Activist investors at Unibail-Rodamco-Westfield, Europe’s biggest shopping centre owner, have blocked the company’s plans for a €3.5bn capital increase and won seats on its board after a bruising battle.
The heavily-indebted owner of high-end shopping centres such as London Westfield and Carrousel du Louvre in Paris said on Tuesday that final tallies for the vote on the highly dilutive capital raise would be available later, but that the required two-thirds of shareholder votes had not been achieved.

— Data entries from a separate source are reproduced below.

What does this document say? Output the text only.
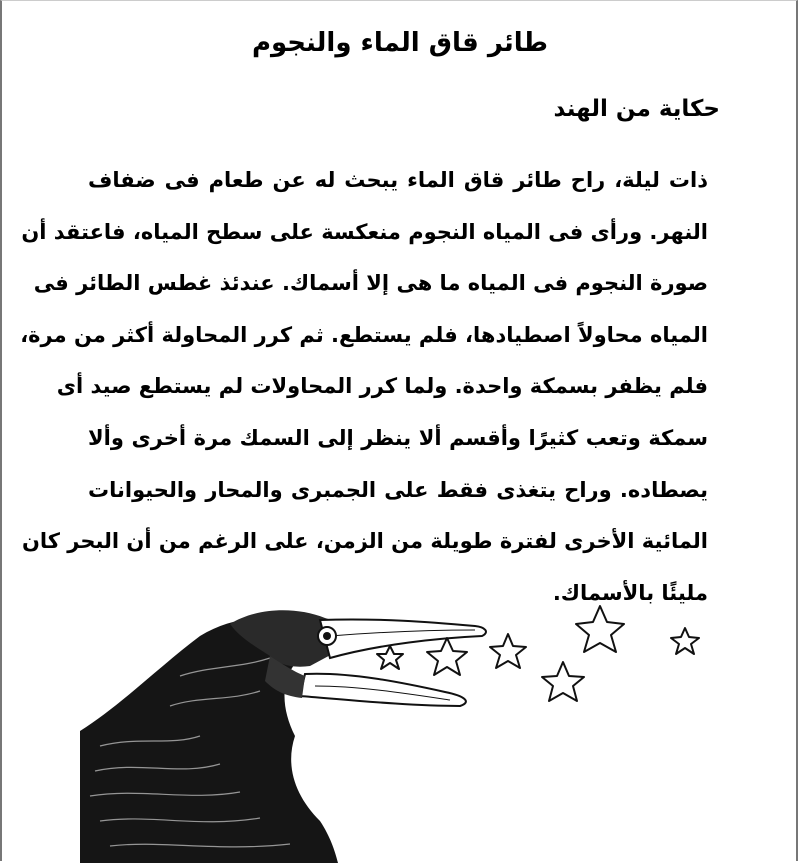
طائر قاق الماء والنجوم
حكاية من الهند
ذات ليلة، راح طائر قاق الماء يبحث له عن طعام فى ضفاف
النهر. ورأى فى المياه النجوم منعكسة على سطح المياه، فاعتقد أن
صورة النجوم فى المياه ما هى إلا أسماك. عندئذ غطس الطائر فى
المياه محاولاً اصطيادها، فلم يستطع. ثم كرر المحاولة أكثر من مرة،
فلم يظفر بسمكة واحدة. ولما كرر المحاولات لم يستطع صيد أى
سمكة وتعب كثيرًا وأقسم ألا ينظر إلى السمك مرة أخرى وألا
يصطاده. وراح يتغذى فقط على الجمبرى والمحار والحيوانات
المائية الأخرى لفترة طويلة من الزمن، على الرغم من أن البحر كان
مليئًا بالأسماك.
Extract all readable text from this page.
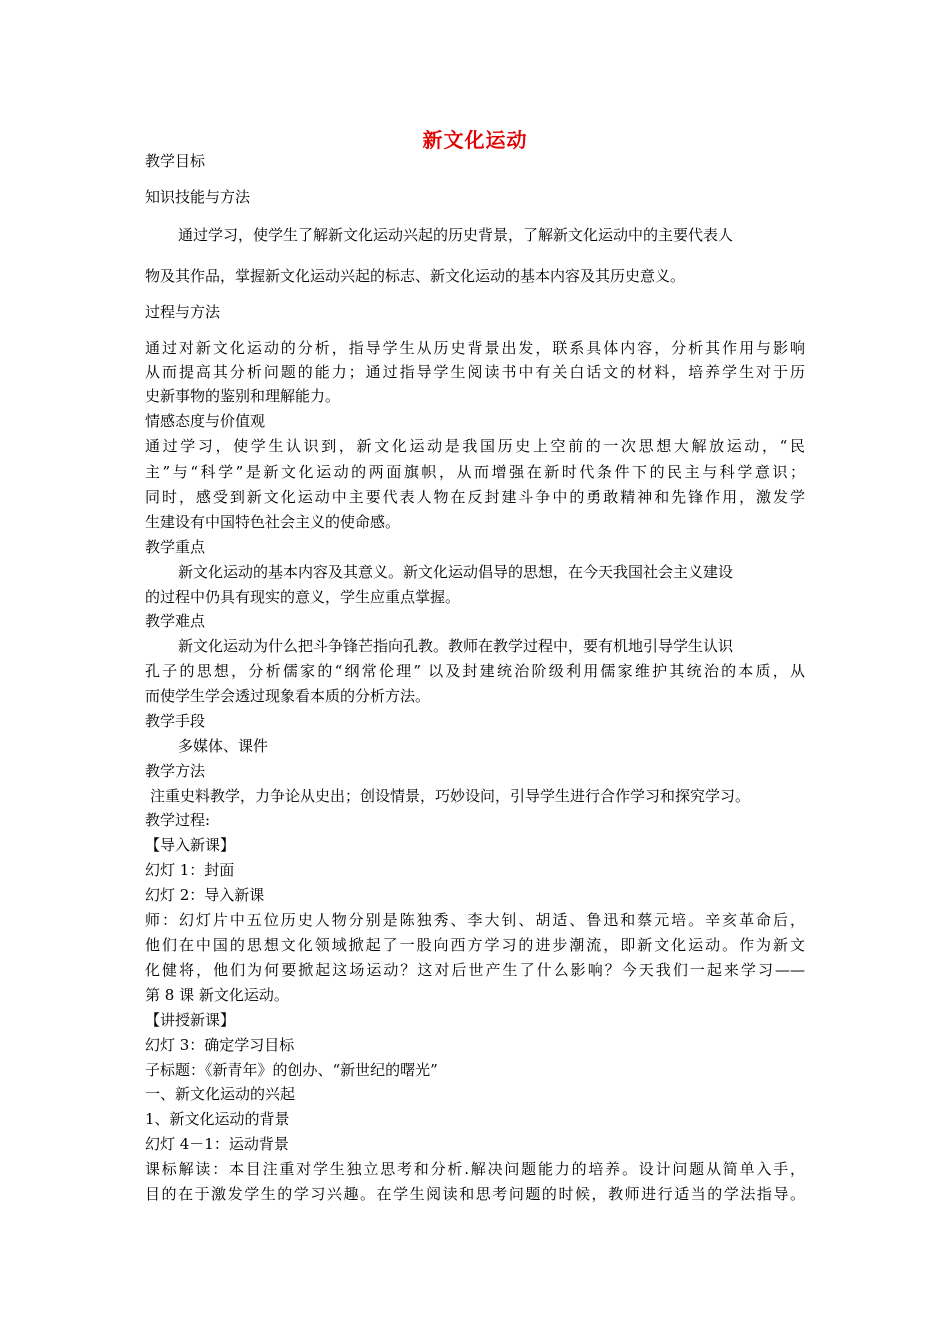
新文化运动
教学目标
知识技能与方法
通过学习，使学生了解新文化运动兴起的历史背景，了解新文化运动中的主要代表人
物及其作品，掌握新文化运动兴起的标志、新文化运动的基本内容及其历史意义。
过程与方法
通过对新文化运动的分析，指导学生从历史背景出发，联系具体内容，分析其作用与影响
从而提高其分析问题的能力；通过指导学生阅读书中有关白话文的材料，培养学生对于历
史新事物的鉴别和理解能力。
情感态度与价值观
通过学习，使学生认识到，新文化运动是我国历史上空前的一次思想大解放运动，“民
主”与“科学”是新文化运动的两面旗帜，从而增强在新时代条件下的民主与科学意识；
同时，感受到新文化运动中主要代表人物在反封建斗争中的勇敢精神和先锋作用，激发学
生建设有中国特色社会主义的使命感。
教学重点
新文化运动的基本内容及其意义。新文化运动倡导的思想，在今天我国社会主义建设
的过程中仍具有现实的意义，学生应重点掌握。
教学难点
新文化运动为什么把斗争锋芒指向孔教。教师在教学过程中，要有机地引导学生认识
孔子的思想，分析儒家的“纲常伦理” 以及封建统治阶级利用儒家维护其统治的本质，从
而使学生学会透过现象看本质的分析方法。
教学手段
多媒体、课件
教学方法
注重史料教学，力争论从史出；创设情景，巧妙设问，引导学生进行合作学习和探究学习。
教学过程:
【导入新课】
幻灯 1：封面
幻灯 2：导入新课
师：幻灯片中五位历史人物分别是陈独秀、李大钊、胡适、鲁迅和蔡元培。辛亥革命后，
他们在中国的思想文化领域掀起了一股向西方学习的进步潮流，即新文化运动。作为新文
化健将，他们为何要掀起这场运动？这对后世产生了什么影响？今天我们一起来学习——
第 8 课 新文化运动。
【讲授新课】
幻灯 3：确定学习目标
子标题：《新青年》的创办、“新世纪的曙光”
一、新文化运动的兴起
1、新文化运动的背景
幻灯 4－1：运动背景
课标解读：本目注重对学生独立思考和分析.解决问题能力的培养。设计问题从简单入手，
目的在于激发学生的学习兴趣。在学生阅读和思考问题的时候，教师进行适当的学法指导。
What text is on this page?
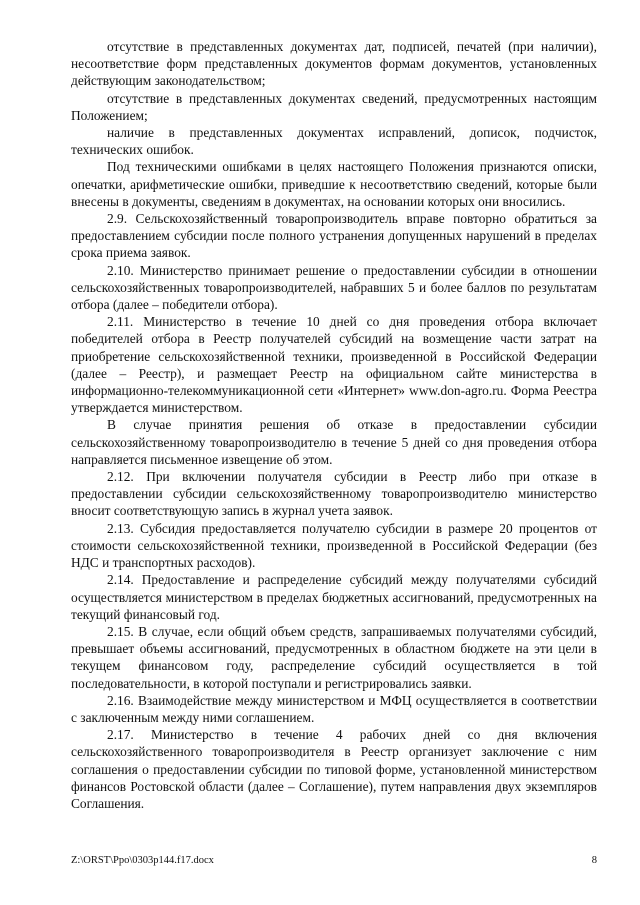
отсутствие в представленных документах дат, подписей, печатей (при наличии), несоответствие форм представленных документов формам документов, установленных действующим законодательством;

отсутствие в представленных документах сведений, предусмотренных настоящим Положением;

наличие в представленных документах исправлений, дописок, подчисток, технических ошибок.

Под техническими ошибками в целях настоящего Положения признаются описки, опечатки, арифметические ошибки, приведшие к несоответствию сведений, которые были внесены в документы, сведениям в документах, на основании которых они вносились.

2.9. Сельскохозяйственный товаропроизводитель вправе повторно обратиться за предоставлением субсидии после полного устранения допущенных нарушений в пределах срока приема заявок.

2.10. Министерство принимает решение о предоставлении субсидии в отношении сельскохозяйственных товаропроизводителей, набравших 5 и более баллов по результатам отбора (далее – победители отбора).

2.11. Министерство в течение 10 дней со дня проведения отбора включает победителей отбора в Реестр получателей субсидий на возмещение части затрат на приобретение сельскохозяйственной техники, произведенной в Российской Федерации (далее – Реестр), и размещает Реестр на официальном сайте министерства в информационно-телекоммуникационной сети «Интернет» www.don-agro.ru. Форма Реестра утверждается министерством.

В случае принятия решения об отказе в предоставлении субсидии сельскохозяйственному товаропроизводителю в течение 5 дней со дня проведения отбора направляется письменное извещение об этом.

2.12. При включении получателя субсидии в Реестр либо при отказе в предоставлении субсидии сельскохозяйственному товаропроизводителю министерство вносит соответствующую запись в журнал учета заявок.

2.13. Субсидия предоставляется получателю субсидии в размере 20 процентов от стоимости сельскохозяйственной техники, произведенной в Российской Федерации (без НДС и транспортных расходов).

2.14. Предоставление и распределение субсидий между получателями субсидий осуществляется министерством в пределах бюджетных ассигнований, предусмотренных на текущий финансовый год.

2.15. В случае, если общий объем средств, запрашиваемых получателями субсидий, превышает объемы ассигнований, предусмотренных в областном бюджете на эти цели в текущем финансовом году, распределение субсидий осуществляется в той последовательности, в которой поступали и регистрировались заявки.

2.16. Взаимодействие между министерством и МФЦ осуществляется в соответствии с заключенным между ними соглашением.

2.17. Министерство в течение 4 рабочих дней со дня включения сельскохозяйственного товаропроизводителя в Реестр организует заключение с ним соглашения о предоставлении субсидии по типовой форме, установленной министерством финансов Ростовской области (далее – Соглашение), путем направления двух экземпляров Соглашения.

Z:\ORST\Ppo\0303p144.f17.docx	8
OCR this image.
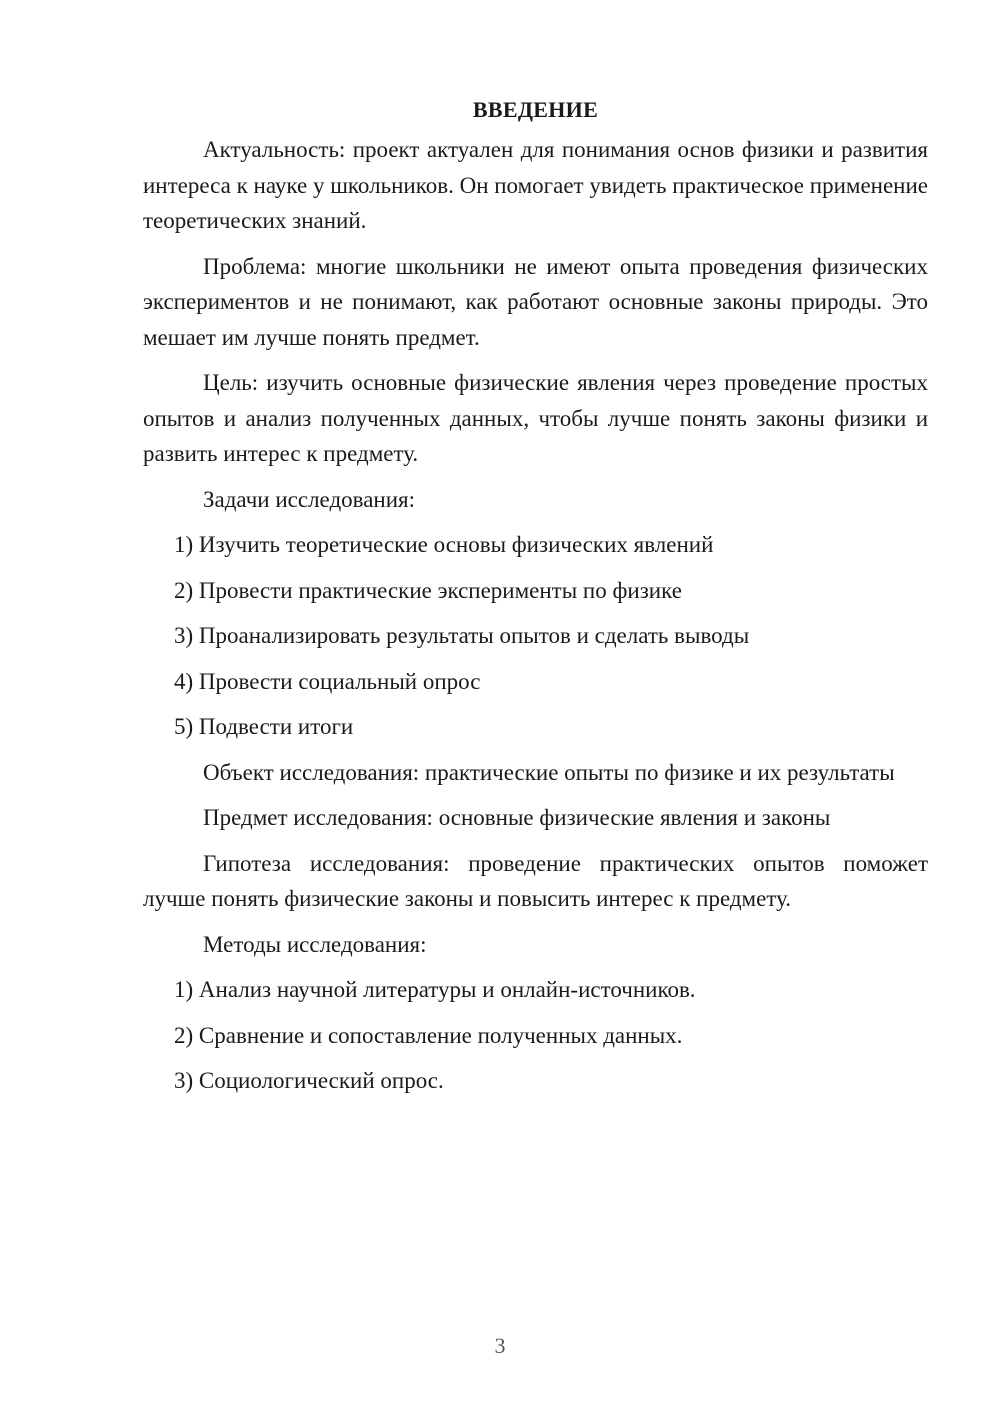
ВВЕДЕНИЕ

Актуальность: проект актуален для понимания основ физики и развития интереса к науке у школьников. Он помогает увидеть практическое применение теоретических знаний.

Проблема: многие школьники не имеют опыта проведения физических экспериментов и не понимают, как работают основные законы природы. Это мешает им лучше понять предмет.

Цель: изучить основные физические явления через проведение простых опытов и анализ полученных данных, чтобы лучше понять законы физики и развить интерес к предмету.

Задачи исследования:

1) Изучить теоретические основы физических явлений

2) Провести практические эксперименты по физике

3) Проанализировать результаты опытов и сделать выводы

4) Провести социальный опрос

5) Подвести итоги

Объект исследования: практические опыты по физике и их результаты

Предмет исследования: основные физические явления и законы

Гипотеза исследования: проведение практических опытов поможет лучше понять физические законы и повысить интерес к предмету.

Методы исследования:

1) Анализ научной литературы и онлайн-источников.

2) Сравнение и сопоставление полученных данных.

3) Социологический опрос.

3
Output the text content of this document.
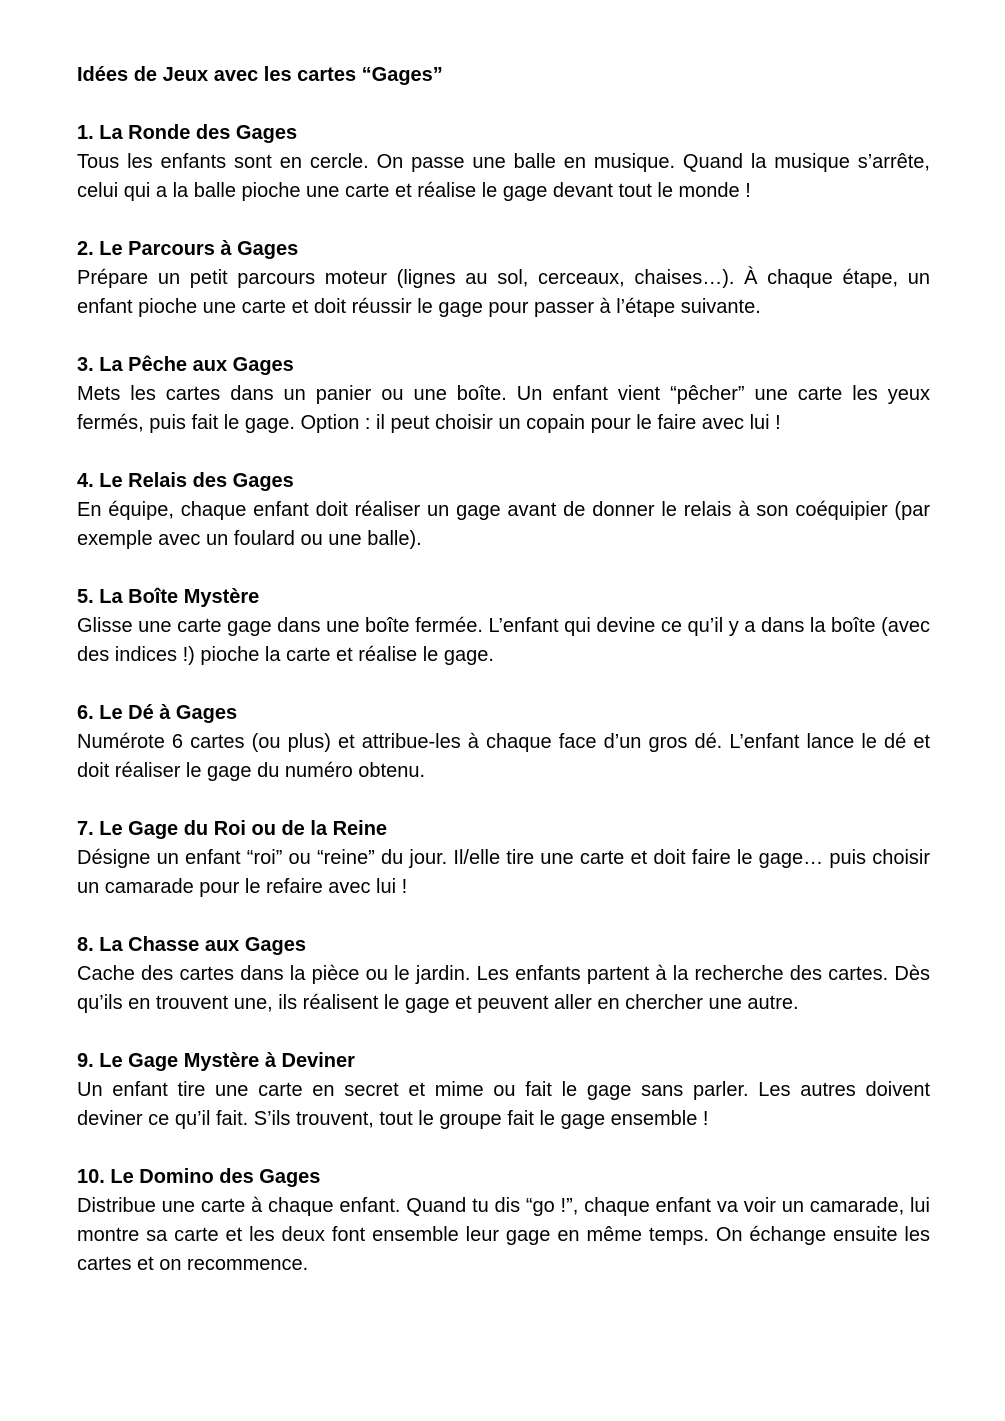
Idées de Jeux avec les cartes “Gages”
1. La Ronde des Gages

Tous les enfants sont en cercle. On passe une balle en musique. Quand la musique s’arrête, celui qui a la balle pioche une carte et réalise le gage devant tout le monde !

2. Le Parcours à Gages

Prépare un petit parcours moteur (lignes au sol, cerceaux, chaises…). À chaque étape, un enfant pioche une carte et doit réussir le gage pour passer à l’étape suivante.

3. La Pêche aux Gages

Mets les cartes dans un panier ou une boîte. Un enfant vient “pêcher” une carte les yeux fermés, puis fait le gage. Option : il peut choisir un copain pour le faire avec lui !

4. Le Relais des Gages

En équipe, chaque enfant doit réaliser un gage avant de donner le relais à son coéquipier (par exemple avec un foulard ou une balle).

5. La Boîte Mystère

Glisse une carte gage dans une boîte fermée. L’enfant qui devine ce qu’il y a dans la boîte (avec des indices !) pioche la carte et réalise le gage.

6. Le Dé à Gages

Numérote 6 cartes (ou plus) et attribue-les à chaque face d’un gros dé. L’enfant lance le dé et doit réaliser le gage du numéro obtenu.

7. Le Gage du Roi ou de la Reine

Désigne un enfant “roi” ou “reine” du jour. Il/elle tire une carte et doit faire le gage… puis choisir un camarade pour le refaire avec lui !

8. La Chasse aux Gages

Cache des cartes dans la pièce ou le jardin. Les enfants partent à la recherche des cartes. Dès qu’ils en trouvent une, ils réalisent le gage et peuvent aller en chercher une autre.

9. Le Gage Mystère à Deviner

Un enfant tire une carte en secret et mime ou fait le gage sans parler. Les autres doivent deviner ce qu’il fait. S’ils trouvent, tout le groupe fait le gage ensemble !

10. Le Domino des Gages

Distribue une carte à chaque enfant. Quand tu dis “go !”, chaque enfant va voir un camarade, lui montre sa carte et les deux font ensemble leur gage en même temps. On échange ensuite les cartes et on recommence.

“The majority was in favour but not the two-thirds,” said chief executive Christophe Cuvillier on a call with reporters. “A new period will begin now with the activists joining the board. I hope that we can work together in a calm and constructive way.”
The activists, telecoms billionaire Xavier Niel and real estate investor Leon Bressler, who led Unibail himself for 14 years until 2006, will join at the next board meeting to be called in the coming days.
The battle at Unibail has been a potent reminder of how the pandemic has upended the commercial property market, causing some tenants to stop paying rent and others to seek lower rates. That left Unibail one of the most shorted stocks in Europe with nearly 30 per cent of shares out on loan to investors betting against the company, according to IHS Markit data on Bloomberg.
Defeat on the planned capital raise cuts out one key plank of Unibail’s €9bn plan to shore up its balance sheet announced in September, which also included selling €4bn in retail and office properties in Europe, a dividend cut and further cost cuts.
The moves were intended to cut the company’s €24bn debt load, much of which was incurred in 2018 when it bought Australian mall operator Westfield for $24.7bn to create what was at the time the world’s second-biggest mall owner by market value.
Mr Cuvillier said the company would now look for other ways to cut its debt pile, such as additional asset sales.
The vote on the capital raise comes a day after US drugmaker Pfizer and Germany’s BioNTech reported early positive results from their Covid-19 vaccine trials, sending shares in Unibail up nearly 25 per cent.
Mr Cuvillier said that “the potential progress towards a vaccine may give us more options to do divestments since it improves sentiment to the real estate market”, while cautioning that it was too early to draw firm conclusions.